Source: anthropics/claude-cookbooks

The blog post introduces two operational modes for running the shared image of the Claude Agent SDK locally using Docker: Ephemeral and Hybrid.

In the Ephemeral mode, the SDK is executed as a one-off process, ideal for batch processing and single analyses, which does not require maintaining the session after completion.
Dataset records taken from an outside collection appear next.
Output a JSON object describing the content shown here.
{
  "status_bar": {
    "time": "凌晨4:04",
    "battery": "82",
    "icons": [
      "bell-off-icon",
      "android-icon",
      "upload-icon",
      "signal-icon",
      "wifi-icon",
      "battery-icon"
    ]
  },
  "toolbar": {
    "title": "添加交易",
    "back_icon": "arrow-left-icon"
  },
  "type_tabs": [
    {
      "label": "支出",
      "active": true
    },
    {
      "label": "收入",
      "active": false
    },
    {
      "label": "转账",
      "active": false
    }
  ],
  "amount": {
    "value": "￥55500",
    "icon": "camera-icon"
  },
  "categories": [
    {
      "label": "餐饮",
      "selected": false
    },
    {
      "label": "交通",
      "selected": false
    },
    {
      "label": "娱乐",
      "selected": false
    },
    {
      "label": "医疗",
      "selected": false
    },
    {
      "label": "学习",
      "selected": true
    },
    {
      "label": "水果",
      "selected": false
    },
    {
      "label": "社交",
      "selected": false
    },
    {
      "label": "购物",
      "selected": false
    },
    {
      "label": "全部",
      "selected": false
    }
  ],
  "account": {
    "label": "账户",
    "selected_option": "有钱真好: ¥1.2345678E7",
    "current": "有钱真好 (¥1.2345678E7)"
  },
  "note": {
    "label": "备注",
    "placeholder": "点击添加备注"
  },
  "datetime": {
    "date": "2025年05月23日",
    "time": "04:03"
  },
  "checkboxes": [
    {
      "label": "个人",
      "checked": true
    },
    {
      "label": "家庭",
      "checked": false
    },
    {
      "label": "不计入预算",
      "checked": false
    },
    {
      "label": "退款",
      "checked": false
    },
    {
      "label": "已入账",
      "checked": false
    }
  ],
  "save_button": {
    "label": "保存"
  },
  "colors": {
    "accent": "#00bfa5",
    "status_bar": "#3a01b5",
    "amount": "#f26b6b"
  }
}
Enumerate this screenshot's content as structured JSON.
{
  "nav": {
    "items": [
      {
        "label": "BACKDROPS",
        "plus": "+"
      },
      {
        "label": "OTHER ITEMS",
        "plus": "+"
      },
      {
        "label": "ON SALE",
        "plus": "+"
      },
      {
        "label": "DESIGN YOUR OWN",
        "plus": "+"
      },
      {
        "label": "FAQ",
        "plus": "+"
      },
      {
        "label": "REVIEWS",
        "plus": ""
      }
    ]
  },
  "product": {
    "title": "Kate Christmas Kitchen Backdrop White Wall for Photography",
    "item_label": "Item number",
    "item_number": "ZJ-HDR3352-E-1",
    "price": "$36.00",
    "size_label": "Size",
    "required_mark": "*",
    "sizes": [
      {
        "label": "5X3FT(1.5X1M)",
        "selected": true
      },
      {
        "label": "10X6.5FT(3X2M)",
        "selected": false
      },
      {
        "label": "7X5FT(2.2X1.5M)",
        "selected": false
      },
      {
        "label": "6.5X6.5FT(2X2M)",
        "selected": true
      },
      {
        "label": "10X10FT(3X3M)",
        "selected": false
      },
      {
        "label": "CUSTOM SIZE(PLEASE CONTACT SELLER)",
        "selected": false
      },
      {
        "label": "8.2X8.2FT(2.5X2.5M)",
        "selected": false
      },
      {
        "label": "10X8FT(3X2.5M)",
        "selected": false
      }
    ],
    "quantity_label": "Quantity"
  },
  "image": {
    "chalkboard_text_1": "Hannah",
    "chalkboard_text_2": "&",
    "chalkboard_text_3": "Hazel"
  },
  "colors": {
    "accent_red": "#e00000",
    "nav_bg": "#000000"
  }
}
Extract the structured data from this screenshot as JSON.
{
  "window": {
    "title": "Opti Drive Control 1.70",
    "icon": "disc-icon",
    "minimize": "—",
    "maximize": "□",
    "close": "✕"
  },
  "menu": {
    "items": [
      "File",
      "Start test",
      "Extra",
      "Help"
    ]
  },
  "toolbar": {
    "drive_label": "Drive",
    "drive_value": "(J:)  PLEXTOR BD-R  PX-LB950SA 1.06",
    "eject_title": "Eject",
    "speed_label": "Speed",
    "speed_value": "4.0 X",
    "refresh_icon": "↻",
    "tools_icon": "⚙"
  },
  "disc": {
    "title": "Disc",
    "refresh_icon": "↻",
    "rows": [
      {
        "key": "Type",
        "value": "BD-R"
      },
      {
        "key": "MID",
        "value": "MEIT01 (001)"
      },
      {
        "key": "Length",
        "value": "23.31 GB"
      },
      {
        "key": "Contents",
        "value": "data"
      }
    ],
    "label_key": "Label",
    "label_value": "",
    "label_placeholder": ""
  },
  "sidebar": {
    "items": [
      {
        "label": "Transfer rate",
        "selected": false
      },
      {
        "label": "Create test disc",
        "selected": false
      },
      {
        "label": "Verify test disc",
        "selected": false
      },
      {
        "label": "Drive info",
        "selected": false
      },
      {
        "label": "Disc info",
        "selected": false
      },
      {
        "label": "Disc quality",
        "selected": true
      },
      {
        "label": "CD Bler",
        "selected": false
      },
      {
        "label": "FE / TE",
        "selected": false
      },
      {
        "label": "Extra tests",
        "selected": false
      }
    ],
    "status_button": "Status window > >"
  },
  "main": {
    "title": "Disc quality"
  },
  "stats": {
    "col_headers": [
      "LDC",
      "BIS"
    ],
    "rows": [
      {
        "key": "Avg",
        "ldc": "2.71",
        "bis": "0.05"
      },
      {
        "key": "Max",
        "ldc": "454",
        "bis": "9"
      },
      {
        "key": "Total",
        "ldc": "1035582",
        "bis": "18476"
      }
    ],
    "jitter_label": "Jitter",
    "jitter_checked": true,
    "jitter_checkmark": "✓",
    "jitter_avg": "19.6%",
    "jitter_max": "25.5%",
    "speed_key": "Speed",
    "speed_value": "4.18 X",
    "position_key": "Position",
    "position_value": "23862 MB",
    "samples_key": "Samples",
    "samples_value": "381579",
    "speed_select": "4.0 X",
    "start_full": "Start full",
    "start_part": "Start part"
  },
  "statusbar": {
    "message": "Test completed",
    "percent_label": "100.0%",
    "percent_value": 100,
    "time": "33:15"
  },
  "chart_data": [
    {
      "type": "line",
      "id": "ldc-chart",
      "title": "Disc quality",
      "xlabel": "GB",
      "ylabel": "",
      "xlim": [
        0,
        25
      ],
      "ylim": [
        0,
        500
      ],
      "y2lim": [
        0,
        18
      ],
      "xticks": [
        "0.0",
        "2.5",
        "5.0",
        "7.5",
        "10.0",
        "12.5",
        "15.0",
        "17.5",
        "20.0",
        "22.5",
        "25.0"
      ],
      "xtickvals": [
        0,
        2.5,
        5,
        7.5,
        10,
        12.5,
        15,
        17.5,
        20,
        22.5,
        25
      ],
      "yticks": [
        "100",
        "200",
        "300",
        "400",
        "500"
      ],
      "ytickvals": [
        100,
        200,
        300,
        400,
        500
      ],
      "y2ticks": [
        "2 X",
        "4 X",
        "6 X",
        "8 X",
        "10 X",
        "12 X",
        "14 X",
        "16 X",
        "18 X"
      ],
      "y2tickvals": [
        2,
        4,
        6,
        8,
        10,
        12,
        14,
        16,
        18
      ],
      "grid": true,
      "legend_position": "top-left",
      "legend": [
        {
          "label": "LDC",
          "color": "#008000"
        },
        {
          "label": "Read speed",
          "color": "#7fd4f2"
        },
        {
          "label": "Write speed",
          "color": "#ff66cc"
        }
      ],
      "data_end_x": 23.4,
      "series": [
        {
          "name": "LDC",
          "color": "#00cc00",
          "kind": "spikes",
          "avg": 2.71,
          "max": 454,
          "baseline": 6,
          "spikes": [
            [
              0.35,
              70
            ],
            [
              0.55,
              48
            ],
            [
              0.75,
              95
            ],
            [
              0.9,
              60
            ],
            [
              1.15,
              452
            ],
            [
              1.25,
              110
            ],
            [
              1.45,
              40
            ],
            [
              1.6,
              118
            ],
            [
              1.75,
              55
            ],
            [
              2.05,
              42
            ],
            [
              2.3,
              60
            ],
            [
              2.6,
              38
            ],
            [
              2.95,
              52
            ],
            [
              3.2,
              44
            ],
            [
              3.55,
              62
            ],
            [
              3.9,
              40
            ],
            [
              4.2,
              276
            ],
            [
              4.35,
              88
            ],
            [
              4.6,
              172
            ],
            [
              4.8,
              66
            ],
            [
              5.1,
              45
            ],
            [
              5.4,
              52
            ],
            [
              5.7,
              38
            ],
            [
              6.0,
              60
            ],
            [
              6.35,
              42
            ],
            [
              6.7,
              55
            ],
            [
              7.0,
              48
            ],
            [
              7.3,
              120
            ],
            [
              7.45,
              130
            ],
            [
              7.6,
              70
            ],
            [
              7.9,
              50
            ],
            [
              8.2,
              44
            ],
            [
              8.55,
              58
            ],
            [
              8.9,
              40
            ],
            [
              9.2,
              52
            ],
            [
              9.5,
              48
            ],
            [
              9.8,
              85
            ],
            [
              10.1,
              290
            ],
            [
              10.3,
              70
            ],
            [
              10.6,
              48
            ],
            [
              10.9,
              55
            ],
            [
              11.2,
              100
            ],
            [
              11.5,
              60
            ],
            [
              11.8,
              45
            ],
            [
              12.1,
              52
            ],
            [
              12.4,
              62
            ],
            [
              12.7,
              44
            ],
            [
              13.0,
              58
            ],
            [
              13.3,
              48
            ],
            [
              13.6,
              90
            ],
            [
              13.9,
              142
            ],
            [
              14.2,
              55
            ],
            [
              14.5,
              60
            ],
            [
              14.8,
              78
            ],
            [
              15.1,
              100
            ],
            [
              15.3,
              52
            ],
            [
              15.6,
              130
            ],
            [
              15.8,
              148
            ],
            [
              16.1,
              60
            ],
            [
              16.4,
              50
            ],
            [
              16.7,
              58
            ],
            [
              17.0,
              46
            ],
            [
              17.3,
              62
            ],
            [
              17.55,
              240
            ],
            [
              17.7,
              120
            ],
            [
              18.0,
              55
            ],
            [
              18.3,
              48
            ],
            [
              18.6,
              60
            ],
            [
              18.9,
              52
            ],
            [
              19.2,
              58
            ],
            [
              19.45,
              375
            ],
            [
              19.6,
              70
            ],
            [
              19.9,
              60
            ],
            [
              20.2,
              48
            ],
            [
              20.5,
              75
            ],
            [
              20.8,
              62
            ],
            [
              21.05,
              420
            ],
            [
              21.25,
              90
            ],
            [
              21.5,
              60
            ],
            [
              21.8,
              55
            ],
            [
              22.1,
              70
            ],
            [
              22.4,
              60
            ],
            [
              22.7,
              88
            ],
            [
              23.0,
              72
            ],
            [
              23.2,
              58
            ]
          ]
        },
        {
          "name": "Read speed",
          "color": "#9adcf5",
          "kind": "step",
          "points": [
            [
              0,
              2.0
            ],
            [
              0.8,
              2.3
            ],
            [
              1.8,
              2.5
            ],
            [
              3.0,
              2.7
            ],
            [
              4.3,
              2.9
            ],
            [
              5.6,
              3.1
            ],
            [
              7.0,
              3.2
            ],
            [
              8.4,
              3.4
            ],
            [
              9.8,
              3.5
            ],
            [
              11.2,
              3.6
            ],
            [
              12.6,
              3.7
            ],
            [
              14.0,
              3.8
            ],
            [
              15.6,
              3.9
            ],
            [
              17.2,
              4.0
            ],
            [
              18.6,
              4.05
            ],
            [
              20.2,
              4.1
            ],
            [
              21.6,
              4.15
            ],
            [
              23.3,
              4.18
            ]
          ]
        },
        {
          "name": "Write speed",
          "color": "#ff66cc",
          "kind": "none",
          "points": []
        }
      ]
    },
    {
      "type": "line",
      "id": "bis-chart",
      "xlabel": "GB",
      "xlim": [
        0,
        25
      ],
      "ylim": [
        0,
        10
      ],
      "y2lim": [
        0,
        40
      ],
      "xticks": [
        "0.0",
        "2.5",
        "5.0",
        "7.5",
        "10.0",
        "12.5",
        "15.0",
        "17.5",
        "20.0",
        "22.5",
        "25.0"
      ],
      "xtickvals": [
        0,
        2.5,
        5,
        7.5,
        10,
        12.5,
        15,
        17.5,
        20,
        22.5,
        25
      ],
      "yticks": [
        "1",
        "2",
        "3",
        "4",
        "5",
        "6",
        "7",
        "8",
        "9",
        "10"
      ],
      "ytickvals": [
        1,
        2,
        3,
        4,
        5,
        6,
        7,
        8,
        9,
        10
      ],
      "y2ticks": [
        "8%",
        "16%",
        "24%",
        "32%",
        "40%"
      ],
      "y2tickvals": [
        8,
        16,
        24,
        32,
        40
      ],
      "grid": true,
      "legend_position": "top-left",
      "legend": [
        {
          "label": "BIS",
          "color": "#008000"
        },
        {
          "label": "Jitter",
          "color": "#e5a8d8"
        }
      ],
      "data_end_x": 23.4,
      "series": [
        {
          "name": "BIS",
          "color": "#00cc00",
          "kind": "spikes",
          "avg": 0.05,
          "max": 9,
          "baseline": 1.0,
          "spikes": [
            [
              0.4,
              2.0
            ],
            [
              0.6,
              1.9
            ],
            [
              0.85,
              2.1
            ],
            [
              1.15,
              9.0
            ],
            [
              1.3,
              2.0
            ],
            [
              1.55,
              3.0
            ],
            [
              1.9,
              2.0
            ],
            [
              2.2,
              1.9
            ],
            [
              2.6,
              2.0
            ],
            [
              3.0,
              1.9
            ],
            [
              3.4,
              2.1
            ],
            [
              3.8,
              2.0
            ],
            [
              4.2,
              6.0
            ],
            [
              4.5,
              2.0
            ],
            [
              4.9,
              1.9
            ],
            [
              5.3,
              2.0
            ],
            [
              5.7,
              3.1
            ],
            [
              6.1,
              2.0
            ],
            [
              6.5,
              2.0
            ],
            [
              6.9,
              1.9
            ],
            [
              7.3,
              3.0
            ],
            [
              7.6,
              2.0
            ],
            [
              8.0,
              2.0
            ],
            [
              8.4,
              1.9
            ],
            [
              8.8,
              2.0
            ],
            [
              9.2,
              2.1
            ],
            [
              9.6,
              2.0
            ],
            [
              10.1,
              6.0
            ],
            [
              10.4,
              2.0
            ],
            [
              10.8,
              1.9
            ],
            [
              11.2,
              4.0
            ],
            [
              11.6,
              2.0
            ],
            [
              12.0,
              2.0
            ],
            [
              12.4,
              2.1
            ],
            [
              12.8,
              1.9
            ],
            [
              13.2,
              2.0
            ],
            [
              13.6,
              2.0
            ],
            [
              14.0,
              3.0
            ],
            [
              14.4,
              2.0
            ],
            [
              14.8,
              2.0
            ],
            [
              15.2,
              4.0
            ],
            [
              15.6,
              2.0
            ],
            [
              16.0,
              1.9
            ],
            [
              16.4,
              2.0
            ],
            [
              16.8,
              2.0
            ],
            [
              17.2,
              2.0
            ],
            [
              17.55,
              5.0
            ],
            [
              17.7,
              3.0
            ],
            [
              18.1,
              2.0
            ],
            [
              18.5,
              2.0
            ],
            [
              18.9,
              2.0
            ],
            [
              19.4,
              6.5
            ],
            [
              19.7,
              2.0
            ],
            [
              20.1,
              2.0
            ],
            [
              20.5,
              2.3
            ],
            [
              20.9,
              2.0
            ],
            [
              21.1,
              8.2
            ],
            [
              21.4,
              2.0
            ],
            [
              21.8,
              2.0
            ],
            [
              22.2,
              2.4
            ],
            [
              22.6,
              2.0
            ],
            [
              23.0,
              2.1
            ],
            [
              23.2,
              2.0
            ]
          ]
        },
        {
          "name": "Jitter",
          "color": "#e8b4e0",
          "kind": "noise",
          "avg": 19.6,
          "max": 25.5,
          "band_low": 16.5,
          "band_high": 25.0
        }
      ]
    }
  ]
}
In the Hybrid mode, it runs a FastAPI server, allowing persistent sessions that maintain conversation context across container restarts by mounting session data. This enables users to have ongoing dialogues with the agent, with session data stored locally. The post provides command-line examples for both modes, illustrating the setup and interaction with the SDK.


README.md

Source: anthropics/claude-cookbooks

The blog post outlines the implementation of a Kubernetes hosting tier (Tier 3) for running an agent in isolated pods per session, enhancing security through network-level controls. Each user session is assigned its own pod managed by a gateway, which interacts with the Kubernetes API and utilizes Redis for session-pod mapping. Key components include an egress proxy that ensures agent pods can only access the Anthropic API, and a standby pool that pre-warms pods for faster session initialization.

The guide provides prerequisites for deployment using local Kubernetes clusters and discusses how to configure and run the setup, including tenant management and egress lockdown verification. Additionally, it notes limitations, such as the absence of a real identity provider and durable session storage. The post serves as a comprehensive guide for teams requiring customized, secure deployments in controlled environments.


README.md

Source: anthropics/claude-cookbooks

The blog post introduces the use of Modal for running the same Dockerfile image through modal.Sandbox, enabling developers to deploy applications without managing infrastructure. Key features include public HTTPS URLs, scale-to-zero functionality, and easy setup with prerequisites such as installing the Modal package and creating secrets. Deployment is accomplished by executing a script that builds the Docker image and starts a service, providing a public URL for interaction.

Session persistence is achieved through a mounted volume, though concurrent writes may require employing a SessionStore for reliability. The sandbox runs until a specified timeout, and it’s recommended to monitor server health manually. Finally, teardown instructions ensure that sandboxes and associated resources are stopped to avoid unnecessary charges.